A Time Odyssey
- Author: Arthur C. Clarke and Stephen Baxter
- Country: UK
- Language: English
- Publisher: UK: Voyager and Gollancz; US: Del Rey Books;
- Published: 3 March 2003-26 December 2007

= A Time Odyssey =

2003–2007 trilogy of science fiction novels by Arthur C. Clarke and Stephen Baxter

A Time Odyssey is a trilogy of science fiction novels co-written by Arthur C. Clarke (author of the 1968 novel 2001: A Space Odyssey) and Stephen Baxter. As of 2008, the series consists of:
- Vol. 1 – Time's Eye (3 March 2003)
- Vol. 2 – Sunstorm (29 March 2005)
- Vol. 3 – Firstborn (26 December 2007)

The 2008 Gollancz edition of the most recent book describes itself on the cover as the "Conclusion" of the series, but the plot is not concluded in the book. The immediate threat is averted but the enemy is not defeated, suggesting that further novels in the series were intended. Arthur Clarke, one of the two authors, died in March 2008 soon after the book was published and there have been no further books in the series.

==Premise==

The story is related to that of Clarke's previous Space Odyssey novel series. In the introduction to the Time's Eye, Clarke describes the premise as "neither a prequel nor a sequel" to Space Odyssey, but an "orthoquel" (a neologism coined by Clarke for this purpose, combining the word sequel with ortho-, the Greek prefix meaning "straight" or "perpendicular", and alluding to the fact that time is orthogonal to space in relativity theory).
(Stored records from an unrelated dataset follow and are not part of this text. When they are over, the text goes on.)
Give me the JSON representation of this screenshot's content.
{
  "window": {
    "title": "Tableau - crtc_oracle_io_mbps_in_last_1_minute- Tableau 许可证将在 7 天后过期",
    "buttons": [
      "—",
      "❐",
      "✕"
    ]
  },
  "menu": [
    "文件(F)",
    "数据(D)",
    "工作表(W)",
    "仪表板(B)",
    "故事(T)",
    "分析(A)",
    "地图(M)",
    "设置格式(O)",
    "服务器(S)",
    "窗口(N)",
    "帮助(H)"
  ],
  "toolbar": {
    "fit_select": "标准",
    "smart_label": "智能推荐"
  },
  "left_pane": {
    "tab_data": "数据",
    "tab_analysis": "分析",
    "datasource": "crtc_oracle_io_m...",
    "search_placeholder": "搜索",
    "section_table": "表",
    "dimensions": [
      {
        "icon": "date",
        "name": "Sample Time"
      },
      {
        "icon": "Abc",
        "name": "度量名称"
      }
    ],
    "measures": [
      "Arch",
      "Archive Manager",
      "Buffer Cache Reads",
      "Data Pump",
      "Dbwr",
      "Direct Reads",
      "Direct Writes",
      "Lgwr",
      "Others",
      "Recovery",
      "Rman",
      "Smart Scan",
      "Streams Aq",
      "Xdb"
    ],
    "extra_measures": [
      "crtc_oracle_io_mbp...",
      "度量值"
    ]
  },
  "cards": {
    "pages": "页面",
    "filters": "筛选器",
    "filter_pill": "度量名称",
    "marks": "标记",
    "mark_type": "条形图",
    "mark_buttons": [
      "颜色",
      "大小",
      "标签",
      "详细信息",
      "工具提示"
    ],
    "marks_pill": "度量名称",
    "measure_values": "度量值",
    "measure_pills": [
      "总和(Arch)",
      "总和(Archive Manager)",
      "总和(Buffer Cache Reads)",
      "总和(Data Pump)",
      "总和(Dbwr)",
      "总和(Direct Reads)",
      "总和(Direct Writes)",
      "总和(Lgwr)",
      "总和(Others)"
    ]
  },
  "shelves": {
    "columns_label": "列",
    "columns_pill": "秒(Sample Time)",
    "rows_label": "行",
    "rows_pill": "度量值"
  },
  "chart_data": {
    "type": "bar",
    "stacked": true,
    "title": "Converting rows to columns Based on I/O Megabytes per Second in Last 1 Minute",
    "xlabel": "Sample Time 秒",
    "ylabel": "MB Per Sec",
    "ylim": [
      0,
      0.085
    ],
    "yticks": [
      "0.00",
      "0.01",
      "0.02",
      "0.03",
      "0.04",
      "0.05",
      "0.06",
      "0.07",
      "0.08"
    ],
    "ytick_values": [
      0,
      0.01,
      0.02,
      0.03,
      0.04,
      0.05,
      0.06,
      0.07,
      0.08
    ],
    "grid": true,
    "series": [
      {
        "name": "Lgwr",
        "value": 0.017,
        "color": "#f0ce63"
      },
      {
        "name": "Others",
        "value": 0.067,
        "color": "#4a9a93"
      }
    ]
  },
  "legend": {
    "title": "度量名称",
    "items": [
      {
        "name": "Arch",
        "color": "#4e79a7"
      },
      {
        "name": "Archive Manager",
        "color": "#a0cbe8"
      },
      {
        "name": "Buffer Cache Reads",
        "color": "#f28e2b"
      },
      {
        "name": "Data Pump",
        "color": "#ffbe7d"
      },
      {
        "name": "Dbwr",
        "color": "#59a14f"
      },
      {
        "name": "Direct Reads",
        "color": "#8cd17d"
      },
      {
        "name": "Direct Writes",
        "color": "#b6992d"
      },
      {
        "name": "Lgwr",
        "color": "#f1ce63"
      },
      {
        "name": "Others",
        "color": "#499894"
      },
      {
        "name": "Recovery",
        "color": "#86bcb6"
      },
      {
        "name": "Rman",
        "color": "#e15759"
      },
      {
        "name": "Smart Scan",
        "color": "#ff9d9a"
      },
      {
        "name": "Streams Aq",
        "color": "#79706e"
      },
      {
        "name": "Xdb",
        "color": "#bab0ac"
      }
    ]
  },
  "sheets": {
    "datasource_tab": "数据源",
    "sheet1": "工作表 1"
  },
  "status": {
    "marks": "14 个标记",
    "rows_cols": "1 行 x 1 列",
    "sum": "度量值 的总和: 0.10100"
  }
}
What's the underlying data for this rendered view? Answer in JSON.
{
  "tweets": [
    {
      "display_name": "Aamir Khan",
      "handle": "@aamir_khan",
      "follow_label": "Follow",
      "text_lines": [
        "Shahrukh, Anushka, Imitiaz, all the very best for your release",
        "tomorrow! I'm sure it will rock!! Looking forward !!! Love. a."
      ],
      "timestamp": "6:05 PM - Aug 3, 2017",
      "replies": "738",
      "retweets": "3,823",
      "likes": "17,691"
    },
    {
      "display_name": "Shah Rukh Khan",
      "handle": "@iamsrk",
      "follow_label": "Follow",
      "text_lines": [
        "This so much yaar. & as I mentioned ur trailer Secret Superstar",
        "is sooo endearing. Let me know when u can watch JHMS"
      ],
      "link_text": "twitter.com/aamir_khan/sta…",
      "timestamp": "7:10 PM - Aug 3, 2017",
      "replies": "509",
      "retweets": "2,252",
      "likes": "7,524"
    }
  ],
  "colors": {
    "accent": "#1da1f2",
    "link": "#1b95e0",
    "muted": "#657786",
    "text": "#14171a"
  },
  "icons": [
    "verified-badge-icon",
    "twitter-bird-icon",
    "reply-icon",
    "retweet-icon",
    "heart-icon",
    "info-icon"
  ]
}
In Space Odyssey, a race of benevolent godlike aliens with highly advanced technology decides to use machines called "monoliths" to travel across the galaxy with the intention to ensure the survival chances of intelligent life (including Earth) and "test" and "weed out" species that have no possibility for intelligence.

In the Time Odyssey series, not-so-benevolent godlike aliens start an endless mission to regulate the development of sentient life throughout the known universe, in order to prevent all other species from harnessing too much of its energy, which would only accelerate the inevitable heat death of the universe. Consequently, these "Firstborn" are destroying other intelligent species. To preserve a record of these eradicated species, the Firstborn create a new alternate universe containing the species' home world in different time periods.
This preservation universe is the main plot of the first book, Time's Eye. Time periods in Earth's history are taken and reassembled. The periods seem to date from 2.5 million years ago to 8 June 2037. Characters caught up in this include Bisesa from 2037, a young Rudyard Kipling from 1885, the hordes of Genghis Khan from the thirteenth century and the army of Alexander the Great from the fourth century B.C. This patch-work Earth is later rechristened Mir, Russian for Peace and World. The second book opens with Bisesa being taken from Mir and placed in her London flat on 9 June 2037. It follows the building of the Shield on 20 April 2042, to the opening of the first space elevator in 2047. The last book switches between Mir—years 32 to 35, Mars and Earth—years 2069 to 2072.